The grants will reimburse up to $7,500 of the cost of the funded service.

Among those who were granted funding are Urban Homesteaders LLC and Farms Close by, both in Allegheny County, along with Kepple Farms and farms owned by Matthew Carr, William Smith and Barbara McMillan, all in Westmoreland County.

“When Pennsylvania farm families succeed, Pennsylvania succeeds,” Agriculture Secretary Russell Redding said in a news release. “These grants will help farm families with all types and sizes of operations create sound plans for their future, and explore the feasibility, profitability and sustainability of those plans.”

With the help of the grants, farms across the state have proposed plans to conserve land and water resources, expand capabilities to produce through organic or aquaponic methods, process dairy into yogurt, cheese or other products and add direct-to-customers sales.

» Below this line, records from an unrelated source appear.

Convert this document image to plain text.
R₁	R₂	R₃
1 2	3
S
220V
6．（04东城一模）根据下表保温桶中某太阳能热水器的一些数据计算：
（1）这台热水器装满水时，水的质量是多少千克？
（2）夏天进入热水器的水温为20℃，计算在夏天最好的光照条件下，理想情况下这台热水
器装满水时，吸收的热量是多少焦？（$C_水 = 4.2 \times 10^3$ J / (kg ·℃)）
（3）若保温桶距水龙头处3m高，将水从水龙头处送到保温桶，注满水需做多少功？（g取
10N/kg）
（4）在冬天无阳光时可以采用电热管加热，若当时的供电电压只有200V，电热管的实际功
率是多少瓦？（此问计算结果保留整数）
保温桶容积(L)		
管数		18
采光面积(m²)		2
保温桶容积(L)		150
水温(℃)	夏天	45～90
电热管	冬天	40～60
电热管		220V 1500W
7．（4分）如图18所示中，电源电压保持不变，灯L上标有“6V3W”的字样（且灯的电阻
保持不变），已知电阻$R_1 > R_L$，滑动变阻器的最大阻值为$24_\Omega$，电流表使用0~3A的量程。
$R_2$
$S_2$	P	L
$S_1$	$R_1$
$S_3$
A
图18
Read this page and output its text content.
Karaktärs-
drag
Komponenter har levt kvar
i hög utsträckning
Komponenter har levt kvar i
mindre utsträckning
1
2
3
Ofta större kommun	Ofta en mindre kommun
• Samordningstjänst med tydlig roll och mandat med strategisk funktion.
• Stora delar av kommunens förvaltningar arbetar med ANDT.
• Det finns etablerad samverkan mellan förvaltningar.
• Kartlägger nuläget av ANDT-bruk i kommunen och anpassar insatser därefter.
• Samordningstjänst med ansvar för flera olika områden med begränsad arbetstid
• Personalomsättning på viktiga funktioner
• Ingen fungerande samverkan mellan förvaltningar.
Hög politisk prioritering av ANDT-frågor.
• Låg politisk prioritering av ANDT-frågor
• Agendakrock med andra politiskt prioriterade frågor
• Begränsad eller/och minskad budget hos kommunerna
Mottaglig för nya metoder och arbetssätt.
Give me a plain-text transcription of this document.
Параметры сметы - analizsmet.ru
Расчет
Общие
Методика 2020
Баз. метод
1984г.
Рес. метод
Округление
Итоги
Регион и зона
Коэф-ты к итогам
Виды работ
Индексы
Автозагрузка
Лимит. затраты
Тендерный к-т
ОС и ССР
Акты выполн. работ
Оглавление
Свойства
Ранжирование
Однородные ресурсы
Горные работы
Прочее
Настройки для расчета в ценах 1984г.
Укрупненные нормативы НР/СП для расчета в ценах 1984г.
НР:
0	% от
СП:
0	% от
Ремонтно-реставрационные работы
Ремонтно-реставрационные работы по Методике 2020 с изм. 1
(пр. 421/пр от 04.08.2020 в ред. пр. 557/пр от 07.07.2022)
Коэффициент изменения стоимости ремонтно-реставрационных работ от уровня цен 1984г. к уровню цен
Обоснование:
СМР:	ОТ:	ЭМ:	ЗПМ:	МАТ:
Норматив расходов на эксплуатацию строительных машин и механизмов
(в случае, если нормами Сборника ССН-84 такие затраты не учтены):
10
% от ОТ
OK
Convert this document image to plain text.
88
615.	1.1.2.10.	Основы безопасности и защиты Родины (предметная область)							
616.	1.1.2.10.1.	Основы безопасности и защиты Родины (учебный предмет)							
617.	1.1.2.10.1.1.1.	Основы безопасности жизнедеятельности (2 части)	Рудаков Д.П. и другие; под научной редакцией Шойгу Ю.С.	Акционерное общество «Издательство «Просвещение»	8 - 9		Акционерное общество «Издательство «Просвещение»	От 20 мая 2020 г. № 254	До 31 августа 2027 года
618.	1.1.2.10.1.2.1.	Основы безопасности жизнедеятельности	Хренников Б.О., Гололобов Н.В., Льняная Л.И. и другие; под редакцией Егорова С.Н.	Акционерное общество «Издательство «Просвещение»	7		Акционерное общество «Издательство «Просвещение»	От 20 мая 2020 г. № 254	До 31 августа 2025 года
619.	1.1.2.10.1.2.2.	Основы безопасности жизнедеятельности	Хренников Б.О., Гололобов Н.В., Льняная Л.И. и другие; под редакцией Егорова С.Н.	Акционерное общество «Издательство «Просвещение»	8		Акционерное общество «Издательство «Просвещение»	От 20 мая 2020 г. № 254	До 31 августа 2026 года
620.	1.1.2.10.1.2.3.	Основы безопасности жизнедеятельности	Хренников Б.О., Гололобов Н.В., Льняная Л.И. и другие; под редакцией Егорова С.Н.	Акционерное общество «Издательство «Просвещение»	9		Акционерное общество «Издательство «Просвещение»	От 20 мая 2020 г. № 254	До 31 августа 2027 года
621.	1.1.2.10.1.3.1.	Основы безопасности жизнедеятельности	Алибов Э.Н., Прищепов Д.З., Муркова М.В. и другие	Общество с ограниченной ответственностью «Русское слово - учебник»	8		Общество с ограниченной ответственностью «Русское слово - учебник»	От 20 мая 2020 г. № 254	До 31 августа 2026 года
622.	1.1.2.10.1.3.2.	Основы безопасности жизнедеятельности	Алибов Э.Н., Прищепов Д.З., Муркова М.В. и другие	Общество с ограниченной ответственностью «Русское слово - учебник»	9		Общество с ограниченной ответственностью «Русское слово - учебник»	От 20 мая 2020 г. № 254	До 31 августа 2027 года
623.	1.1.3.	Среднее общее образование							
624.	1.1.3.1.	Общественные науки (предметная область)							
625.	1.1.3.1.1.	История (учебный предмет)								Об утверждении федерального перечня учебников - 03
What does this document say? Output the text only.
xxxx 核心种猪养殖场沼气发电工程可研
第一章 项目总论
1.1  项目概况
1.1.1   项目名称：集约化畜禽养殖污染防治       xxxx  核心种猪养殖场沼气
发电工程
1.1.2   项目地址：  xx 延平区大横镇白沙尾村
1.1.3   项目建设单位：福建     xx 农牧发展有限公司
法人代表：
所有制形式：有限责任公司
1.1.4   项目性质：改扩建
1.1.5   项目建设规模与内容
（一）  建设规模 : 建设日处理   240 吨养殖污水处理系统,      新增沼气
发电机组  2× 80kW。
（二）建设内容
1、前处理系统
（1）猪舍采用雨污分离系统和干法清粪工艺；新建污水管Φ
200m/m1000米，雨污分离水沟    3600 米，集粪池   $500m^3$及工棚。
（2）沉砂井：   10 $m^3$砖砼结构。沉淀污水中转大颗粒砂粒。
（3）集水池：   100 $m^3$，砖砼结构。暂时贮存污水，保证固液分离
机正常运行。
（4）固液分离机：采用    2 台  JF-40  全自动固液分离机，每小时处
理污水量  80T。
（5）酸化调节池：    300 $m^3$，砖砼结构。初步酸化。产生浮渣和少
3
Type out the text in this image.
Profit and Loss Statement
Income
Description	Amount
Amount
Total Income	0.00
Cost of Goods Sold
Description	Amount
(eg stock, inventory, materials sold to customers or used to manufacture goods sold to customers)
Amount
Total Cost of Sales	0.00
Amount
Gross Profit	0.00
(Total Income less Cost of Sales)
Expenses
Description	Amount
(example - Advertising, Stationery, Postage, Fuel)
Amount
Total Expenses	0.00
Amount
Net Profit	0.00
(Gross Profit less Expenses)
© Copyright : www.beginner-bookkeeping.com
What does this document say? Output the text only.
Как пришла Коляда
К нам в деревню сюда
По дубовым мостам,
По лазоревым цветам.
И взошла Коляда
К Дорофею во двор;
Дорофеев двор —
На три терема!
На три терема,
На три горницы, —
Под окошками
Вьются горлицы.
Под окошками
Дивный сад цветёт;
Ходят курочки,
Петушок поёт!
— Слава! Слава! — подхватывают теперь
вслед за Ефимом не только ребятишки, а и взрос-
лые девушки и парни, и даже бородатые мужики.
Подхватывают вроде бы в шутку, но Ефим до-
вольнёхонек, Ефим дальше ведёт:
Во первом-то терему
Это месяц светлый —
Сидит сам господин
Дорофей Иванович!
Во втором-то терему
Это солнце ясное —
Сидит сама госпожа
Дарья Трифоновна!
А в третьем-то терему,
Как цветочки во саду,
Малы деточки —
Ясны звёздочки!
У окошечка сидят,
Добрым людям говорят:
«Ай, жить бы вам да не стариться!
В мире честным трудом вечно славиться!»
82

Seventeen recipients will also be involved in the Pasa Sustainable Agriculture’s Diversified Vegetable Financial Benchmarking Study, which aims to achieve targets for revenues and scale and profit margins. Pasa is a sustainable agriculture association.

“The Farm Vitality Grants program will make a tremendous difference in farmers being able to create plans for a more viable future,” Pasa Executive Director Hannah Smith-Brubaker said in the release. “None of us could have anticipated the extreme demands that the current pandemic would have on farmers, and we all know that having a plan helps us weather unforeseen circumstances, so the timing for this program couldn’t have been better.”